Battle lines forming between EPA, state environmental agency

Profile of Al Armendariz, SMU associate professor of environmental and civil engineering and President Barack Obama's choice to head the Environmental Protection Agency's Region 6.

By Asher Price

By the end of the month, the federal Environmental Protection Agency will probably declare that Texas' air permitting program lacks adequate public participation and transparency.

The decision, which could have profound and expensive consequences for power plants and petrochemical facilities across the state because it may force them to apply for new permits, is the latest sign of a widening rift between the Obama administration and Texas regulators on environmental policy.

For years, the Texas Legislature and the Texas Commission on Environmental Quality have passed laws and established rules that tend to favor the interests of industry groups, according to environmentalists. Since the Clinton administration, the EPA has raised some questions about Texas regulations but never pressed for action.

That appears to be changing. The Obama administration has singled out the Texas air permitting program for review, and this month President Barack Obama picked Al Armendariz, an engineering professor and environmental advocate, as the new head of the EPA regional headquarters in Dallas.

He has criticized air permitting policy of the Texas commission and the EPA under President George W. Bush. Armendariz, who teaches environmental and civil engineering at Southern Methodist University, will oversee Texas, Oklahoma, New Mexico, Arkansas and Louisiana.

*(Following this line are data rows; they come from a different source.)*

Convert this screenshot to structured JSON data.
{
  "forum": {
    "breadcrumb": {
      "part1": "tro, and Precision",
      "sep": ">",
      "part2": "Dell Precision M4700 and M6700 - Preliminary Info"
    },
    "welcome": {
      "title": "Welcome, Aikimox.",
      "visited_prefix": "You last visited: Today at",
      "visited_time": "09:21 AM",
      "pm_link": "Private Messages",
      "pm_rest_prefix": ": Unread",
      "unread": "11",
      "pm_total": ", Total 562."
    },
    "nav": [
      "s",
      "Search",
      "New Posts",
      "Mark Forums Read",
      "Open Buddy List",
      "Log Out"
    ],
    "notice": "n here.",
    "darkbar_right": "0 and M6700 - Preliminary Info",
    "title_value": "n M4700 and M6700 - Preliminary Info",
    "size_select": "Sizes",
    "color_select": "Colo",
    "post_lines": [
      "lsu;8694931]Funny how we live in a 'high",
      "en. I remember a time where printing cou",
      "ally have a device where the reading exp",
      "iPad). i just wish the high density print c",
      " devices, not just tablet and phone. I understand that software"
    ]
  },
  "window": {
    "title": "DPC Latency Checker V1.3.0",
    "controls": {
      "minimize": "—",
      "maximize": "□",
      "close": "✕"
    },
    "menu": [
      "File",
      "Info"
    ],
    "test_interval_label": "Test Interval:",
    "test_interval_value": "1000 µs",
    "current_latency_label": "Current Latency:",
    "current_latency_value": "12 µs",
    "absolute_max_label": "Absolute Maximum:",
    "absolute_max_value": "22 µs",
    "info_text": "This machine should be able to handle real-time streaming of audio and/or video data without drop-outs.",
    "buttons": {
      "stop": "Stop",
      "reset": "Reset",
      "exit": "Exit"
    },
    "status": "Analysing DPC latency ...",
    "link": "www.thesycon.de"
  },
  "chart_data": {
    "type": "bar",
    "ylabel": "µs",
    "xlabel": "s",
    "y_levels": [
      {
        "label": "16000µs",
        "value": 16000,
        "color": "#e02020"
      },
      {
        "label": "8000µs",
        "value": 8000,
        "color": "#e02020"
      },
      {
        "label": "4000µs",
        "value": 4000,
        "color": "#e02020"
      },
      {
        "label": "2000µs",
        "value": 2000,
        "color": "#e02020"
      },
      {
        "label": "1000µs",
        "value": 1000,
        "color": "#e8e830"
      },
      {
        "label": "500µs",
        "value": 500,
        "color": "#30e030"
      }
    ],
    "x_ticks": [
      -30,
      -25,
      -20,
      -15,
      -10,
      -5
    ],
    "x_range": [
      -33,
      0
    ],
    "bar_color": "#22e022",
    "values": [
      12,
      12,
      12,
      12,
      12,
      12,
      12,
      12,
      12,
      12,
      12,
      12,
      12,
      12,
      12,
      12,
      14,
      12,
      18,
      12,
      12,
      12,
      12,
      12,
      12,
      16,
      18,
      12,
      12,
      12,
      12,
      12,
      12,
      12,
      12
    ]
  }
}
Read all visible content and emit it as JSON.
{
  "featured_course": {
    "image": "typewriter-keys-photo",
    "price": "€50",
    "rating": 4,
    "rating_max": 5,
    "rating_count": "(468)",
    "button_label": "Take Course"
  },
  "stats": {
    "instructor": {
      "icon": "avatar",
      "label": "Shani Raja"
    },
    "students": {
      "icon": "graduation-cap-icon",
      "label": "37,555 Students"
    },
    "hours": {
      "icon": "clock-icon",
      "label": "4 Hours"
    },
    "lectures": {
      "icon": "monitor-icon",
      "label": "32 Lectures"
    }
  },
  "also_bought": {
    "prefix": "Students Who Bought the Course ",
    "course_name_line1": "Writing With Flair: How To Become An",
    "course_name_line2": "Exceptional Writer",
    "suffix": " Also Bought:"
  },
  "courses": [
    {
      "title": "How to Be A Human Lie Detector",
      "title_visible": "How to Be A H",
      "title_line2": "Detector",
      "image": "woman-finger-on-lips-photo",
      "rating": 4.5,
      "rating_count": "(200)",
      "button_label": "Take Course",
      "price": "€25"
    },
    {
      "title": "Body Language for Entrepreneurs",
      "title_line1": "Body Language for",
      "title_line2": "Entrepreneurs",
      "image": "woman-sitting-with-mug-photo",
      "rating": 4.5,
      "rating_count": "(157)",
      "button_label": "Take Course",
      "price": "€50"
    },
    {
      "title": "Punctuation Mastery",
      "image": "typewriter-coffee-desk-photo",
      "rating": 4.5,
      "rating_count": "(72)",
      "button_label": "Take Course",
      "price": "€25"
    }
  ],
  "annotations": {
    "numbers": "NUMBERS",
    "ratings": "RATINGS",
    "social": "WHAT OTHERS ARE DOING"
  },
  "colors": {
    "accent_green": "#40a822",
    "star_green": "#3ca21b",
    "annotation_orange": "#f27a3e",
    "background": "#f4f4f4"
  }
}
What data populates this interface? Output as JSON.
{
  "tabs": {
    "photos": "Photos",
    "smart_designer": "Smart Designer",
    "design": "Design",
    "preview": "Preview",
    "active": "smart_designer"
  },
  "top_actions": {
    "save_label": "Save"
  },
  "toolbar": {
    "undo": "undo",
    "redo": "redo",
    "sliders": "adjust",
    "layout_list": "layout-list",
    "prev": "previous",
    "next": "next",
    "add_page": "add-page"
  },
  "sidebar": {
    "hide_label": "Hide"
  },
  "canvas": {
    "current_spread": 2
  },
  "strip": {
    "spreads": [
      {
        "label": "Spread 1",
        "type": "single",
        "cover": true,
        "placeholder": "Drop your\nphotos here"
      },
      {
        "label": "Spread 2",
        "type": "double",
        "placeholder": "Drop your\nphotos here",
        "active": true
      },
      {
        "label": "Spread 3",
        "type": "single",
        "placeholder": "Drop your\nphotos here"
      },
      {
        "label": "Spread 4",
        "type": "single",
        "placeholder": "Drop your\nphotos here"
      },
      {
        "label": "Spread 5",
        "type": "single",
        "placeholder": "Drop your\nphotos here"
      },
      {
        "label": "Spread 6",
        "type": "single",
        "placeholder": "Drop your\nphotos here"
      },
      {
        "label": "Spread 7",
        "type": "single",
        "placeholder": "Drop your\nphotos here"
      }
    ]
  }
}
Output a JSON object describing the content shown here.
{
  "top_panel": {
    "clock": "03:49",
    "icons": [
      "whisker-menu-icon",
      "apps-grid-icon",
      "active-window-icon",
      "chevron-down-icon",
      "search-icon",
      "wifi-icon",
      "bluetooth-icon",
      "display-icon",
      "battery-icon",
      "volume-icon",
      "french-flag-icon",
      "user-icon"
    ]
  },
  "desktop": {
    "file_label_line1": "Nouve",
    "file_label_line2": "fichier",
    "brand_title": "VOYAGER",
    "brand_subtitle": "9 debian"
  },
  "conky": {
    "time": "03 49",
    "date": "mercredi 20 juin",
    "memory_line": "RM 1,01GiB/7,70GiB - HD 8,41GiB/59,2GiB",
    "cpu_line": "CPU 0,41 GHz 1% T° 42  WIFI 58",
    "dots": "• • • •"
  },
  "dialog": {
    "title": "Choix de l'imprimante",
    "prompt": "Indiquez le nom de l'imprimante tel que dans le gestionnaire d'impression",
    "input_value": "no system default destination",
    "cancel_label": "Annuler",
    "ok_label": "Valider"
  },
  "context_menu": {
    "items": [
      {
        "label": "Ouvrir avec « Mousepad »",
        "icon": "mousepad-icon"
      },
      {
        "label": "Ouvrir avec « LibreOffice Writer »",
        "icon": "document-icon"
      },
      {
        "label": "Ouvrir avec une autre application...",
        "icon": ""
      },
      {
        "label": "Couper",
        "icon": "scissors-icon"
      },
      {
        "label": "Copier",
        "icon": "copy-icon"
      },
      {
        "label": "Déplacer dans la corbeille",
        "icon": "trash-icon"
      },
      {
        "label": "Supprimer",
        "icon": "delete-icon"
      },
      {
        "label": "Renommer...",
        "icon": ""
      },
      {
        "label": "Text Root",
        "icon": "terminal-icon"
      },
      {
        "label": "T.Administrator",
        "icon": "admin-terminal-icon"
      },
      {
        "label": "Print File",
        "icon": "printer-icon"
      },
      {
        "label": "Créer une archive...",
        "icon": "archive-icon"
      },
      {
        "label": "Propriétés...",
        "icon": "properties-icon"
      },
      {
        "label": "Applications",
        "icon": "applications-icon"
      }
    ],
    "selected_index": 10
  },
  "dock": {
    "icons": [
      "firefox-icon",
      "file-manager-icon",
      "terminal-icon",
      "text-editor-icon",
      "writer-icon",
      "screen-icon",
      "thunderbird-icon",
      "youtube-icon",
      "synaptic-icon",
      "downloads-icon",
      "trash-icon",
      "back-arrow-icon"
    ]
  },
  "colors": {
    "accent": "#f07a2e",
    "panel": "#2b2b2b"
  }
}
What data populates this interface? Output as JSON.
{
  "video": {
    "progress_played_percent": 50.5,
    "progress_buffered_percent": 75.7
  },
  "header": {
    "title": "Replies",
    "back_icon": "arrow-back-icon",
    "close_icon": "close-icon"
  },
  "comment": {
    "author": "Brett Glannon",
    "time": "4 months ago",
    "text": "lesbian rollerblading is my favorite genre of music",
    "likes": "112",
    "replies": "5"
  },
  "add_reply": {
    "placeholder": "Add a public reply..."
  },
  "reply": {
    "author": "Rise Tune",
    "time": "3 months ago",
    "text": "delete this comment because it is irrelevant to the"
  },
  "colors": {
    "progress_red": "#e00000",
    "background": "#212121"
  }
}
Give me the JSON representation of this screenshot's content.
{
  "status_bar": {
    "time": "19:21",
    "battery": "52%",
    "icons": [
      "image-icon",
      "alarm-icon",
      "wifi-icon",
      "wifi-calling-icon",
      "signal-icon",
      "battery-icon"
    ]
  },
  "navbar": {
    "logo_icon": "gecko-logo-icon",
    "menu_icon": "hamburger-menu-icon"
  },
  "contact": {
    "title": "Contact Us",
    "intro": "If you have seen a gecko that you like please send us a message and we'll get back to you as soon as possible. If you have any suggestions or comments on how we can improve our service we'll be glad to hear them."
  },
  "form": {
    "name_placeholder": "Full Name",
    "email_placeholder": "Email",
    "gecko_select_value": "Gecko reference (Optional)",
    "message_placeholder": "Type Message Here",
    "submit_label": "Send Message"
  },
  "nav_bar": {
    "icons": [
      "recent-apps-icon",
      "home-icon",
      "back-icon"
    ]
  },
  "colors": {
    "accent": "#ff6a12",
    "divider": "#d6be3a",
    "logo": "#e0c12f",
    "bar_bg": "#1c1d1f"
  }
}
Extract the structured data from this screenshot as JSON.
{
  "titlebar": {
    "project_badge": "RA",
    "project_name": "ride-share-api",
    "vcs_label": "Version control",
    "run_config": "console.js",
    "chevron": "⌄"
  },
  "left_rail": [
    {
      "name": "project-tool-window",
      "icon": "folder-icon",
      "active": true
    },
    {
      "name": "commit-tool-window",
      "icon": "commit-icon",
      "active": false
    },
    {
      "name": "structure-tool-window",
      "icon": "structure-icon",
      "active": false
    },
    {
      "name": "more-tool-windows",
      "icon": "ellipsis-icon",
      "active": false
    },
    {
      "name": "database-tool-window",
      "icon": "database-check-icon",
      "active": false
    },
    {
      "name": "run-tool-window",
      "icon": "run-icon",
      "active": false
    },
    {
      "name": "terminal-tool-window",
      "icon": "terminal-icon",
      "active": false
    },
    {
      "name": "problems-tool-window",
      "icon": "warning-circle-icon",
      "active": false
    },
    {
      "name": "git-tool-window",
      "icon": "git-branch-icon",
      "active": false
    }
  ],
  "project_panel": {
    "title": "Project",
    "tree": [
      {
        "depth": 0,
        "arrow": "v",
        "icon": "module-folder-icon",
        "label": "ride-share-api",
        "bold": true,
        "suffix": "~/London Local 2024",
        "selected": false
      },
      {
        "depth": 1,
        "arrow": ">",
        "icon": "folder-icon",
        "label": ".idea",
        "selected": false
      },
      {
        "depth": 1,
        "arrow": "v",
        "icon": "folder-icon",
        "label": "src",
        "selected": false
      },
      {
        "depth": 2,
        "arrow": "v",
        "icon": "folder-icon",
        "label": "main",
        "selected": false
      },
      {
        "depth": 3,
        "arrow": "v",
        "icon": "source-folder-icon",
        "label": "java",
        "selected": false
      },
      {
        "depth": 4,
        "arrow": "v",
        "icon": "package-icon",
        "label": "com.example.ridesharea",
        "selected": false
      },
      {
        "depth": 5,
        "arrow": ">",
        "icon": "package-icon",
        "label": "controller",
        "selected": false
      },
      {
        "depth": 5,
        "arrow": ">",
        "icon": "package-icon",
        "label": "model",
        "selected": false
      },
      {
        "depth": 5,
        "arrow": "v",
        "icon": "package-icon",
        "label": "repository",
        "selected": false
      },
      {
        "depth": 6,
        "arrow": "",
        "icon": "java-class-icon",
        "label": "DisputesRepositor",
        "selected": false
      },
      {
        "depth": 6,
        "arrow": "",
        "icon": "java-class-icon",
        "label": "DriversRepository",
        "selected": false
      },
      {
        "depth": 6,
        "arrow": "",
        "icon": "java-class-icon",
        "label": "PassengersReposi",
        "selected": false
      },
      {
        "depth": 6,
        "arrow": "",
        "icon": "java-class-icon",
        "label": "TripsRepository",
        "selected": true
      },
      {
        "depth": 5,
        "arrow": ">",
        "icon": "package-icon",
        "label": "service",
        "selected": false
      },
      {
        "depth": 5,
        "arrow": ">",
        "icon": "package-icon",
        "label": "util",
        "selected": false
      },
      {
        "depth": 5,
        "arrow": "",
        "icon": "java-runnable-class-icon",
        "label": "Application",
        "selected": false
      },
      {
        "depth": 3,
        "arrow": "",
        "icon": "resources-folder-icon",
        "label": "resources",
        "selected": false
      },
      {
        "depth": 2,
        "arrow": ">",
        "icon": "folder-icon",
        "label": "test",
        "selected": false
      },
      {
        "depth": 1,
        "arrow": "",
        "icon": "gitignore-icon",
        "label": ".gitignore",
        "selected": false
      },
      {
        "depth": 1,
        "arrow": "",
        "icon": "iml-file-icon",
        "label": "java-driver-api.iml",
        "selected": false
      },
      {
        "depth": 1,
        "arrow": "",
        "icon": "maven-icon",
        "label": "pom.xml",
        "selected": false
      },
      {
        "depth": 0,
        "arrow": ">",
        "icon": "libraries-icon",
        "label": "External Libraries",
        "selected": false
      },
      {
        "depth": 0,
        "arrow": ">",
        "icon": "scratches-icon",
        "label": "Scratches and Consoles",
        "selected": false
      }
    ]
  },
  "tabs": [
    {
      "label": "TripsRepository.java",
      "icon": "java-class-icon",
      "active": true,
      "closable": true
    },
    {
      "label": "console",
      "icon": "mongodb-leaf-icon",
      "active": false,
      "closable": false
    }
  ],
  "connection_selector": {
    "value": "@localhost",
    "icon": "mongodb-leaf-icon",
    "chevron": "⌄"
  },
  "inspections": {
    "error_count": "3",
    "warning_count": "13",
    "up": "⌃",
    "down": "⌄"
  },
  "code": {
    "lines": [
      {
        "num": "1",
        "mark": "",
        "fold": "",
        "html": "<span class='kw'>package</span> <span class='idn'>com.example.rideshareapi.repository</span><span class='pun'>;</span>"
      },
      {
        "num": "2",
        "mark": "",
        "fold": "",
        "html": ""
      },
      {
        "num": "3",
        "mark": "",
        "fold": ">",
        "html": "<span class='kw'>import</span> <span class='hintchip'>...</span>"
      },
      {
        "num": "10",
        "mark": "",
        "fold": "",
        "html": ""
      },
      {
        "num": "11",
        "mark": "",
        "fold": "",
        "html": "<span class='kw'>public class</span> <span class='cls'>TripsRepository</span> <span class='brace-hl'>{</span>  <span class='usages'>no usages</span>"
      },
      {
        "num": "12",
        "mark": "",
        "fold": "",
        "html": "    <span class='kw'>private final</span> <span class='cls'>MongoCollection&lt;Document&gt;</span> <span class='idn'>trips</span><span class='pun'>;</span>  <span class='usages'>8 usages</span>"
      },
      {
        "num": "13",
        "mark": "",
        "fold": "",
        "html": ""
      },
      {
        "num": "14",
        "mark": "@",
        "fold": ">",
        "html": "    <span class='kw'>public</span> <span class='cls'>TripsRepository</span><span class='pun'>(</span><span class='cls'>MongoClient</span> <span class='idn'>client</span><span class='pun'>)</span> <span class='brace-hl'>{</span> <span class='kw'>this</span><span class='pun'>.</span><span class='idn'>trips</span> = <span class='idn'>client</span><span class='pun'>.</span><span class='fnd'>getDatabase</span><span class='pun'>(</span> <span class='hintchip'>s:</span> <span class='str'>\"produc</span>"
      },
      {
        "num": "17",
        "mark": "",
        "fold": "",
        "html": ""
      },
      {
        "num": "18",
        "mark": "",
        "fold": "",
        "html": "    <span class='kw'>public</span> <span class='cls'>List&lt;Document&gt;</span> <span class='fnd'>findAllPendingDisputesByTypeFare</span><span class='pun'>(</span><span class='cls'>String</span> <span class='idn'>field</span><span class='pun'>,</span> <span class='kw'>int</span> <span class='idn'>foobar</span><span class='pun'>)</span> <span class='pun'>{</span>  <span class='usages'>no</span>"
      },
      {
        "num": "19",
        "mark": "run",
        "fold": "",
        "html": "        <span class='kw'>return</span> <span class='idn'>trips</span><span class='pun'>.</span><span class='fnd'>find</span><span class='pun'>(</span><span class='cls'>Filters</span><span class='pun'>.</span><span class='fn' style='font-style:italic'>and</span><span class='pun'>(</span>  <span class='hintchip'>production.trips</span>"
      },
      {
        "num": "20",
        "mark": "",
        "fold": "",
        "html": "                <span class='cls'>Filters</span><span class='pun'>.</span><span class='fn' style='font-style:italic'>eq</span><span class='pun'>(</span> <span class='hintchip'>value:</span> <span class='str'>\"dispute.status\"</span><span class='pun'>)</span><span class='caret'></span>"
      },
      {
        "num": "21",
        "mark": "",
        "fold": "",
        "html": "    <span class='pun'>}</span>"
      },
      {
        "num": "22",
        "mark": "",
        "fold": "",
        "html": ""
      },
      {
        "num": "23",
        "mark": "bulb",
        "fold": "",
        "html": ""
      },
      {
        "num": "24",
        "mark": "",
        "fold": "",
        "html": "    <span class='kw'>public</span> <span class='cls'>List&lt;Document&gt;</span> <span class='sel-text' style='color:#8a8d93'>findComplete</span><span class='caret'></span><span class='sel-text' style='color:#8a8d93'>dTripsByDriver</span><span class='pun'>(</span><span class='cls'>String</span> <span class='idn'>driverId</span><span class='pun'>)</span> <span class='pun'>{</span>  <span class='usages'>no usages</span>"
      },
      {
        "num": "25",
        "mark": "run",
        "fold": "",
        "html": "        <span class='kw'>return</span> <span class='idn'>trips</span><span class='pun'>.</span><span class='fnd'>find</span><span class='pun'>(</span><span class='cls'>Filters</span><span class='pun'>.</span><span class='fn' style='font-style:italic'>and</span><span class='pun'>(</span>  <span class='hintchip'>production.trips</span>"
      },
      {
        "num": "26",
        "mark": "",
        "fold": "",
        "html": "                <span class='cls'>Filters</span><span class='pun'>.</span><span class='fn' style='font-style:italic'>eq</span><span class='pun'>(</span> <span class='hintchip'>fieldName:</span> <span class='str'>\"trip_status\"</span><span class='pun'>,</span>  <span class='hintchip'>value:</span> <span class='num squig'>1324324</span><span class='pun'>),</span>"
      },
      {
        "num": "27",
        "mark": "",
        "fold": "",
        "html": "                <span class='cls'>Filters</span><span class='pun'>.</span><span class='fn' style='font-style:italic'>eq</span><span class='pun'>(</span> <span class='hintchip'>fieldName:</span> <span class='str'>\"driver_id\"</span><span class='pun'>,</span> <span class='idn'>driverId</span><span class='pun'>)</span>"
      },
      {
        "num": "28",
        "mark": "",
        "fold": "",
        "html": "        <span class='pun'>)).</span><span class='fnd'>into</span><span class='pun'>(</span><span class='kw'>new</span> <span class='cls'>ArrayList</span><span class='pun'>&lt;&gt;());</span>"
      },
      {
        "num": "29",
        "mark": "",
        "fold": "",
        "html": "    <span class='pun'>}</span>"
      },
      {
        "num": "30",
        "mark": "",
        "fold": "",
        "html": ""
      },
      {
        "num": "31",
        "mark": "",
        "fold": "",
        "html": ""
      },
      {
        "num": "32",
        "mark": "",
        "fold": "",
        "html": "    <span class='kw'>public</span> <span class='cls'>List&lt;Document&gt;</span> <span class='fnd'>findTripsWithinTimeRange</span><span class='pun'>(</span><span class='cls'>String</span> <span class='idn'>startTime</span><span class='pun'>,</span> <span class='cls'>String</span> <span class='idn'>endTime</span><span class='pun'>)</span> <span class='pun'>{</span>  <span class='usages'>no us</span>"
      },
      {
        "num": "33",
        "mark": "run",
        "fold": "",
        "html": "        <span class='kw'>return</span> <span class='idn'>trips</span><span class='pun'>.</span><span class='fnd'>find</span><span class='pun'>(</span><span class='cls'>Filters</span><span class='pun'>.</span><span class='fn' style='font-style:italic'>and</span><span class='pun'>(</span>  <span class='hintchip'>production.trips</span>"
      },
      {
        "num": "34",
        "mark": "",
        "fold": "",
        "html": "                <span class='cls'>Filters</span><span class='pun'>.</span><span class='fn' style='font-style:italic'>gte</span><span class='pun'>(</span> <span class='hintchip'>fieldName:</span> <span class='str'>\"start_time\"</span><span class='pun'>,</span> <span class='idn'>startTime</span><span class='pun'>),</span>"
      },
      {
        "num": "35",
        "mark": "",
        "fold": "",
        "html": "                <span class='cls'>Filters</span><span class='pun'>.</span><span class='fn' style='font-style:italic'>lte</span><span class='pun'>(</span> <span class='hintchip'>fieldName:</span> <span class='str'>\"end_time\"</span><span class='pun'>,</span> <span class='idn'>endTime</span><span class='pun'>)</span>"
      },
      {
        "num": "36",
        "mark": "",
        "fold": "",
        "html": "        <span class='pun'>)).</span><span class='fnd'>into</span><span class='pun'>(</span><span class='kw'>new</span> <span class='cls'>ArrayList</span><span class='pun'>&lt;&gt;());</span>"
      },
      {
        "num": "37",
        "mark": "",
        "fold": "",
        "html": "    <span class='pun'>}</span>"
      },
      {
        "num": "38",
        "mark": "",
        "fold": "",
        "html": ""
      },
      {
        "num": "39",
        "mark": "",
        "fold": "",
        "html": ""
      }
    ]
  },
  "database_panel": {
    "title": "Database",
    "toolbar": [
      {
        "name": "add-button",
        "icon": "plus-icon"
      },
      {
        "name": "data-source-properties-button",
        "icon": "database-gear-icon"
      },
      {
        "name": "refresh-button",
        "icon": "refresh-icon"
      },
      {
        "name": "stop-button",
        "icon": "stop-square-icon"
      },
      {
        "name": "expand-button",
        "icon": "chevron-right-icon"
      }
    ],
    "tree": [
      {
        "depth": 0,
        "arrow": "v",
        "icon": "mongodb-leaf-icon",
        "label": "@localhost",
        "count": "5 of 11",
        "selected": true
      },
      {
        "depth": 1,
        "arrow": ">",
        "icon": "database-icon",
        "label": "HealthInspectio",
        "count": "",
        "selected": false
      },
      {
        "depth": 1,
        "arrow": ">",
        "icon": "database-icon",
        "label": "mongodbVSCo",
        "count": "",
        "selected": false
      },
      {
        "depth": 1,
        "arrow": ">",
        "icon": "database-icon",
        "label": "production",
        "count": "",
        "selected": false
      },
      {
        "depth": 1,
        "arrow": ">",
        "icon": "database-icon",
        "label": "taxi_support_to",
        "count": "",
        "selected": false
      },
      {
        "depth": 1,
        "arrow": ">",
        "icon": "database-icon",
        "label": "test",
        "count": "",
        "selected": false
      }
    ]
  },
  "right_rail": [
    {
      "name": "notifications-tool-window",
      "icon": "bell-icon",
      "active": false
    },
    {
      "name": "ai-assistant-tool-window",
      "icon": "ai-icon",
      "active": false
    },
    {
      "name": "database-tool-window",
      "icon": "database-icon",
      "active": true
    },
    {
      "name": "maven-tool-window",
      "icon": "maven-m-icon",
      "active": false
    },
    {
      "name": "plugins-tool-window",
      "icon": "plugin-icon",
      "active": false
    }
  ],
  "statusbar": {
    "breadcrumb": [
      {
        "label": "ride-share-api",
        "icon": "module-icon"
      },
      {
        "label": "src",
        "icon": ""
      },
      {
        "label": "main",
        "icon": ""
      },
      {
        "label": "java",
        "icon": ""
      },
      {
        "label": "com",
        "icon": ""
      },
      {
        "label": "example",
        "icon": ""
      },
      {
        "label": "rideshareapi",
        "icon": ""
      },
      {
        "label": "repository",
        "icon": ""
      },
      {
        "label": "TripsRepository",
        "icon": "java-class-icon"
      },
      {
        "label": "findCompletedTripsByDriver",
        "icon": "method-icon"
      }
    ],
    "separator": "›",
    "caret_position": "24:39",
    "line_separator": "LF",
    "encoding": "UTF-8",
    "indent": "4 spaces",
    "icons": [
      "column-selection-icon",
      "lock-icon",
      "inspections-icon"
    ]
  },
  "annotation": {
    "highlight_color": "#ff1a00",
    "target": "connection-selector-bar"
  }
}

"I'm excited about the priorities (EPA head) Lisa Jackson has set out for the EPA," said Armendariz, who declined to talk about the Texas permitting program as he prepares to take his new job next month.

But those EPA priorities — tighter smog limits and regulation of emissions of carbon dioxide, which has been linked to global warming — sit uncomfortably at the Texas Capitol. Gov. Rick Perry, who appoints the state panel's three commissioners, has called the EPA an activist agency that could derail Texas' economy.

In response to the Armendariz appointment, the state agency, as it often has of late, found itself striking a stance both conciliatory and defiant.

"I look forward to working with (Armendariz) on our common goals of protecting the health and environment of the people of Texas," said Bryan Shaw, commission chairman. Shaw has taught air pollution engineering at Texas A&M University. "While he has a long history as an environmental activist, I hope Dr. Armendariz recognizes that this position is too important to be used as a podium for environmental activism. I urge Dr. Armendariz to use sound science in his decisions."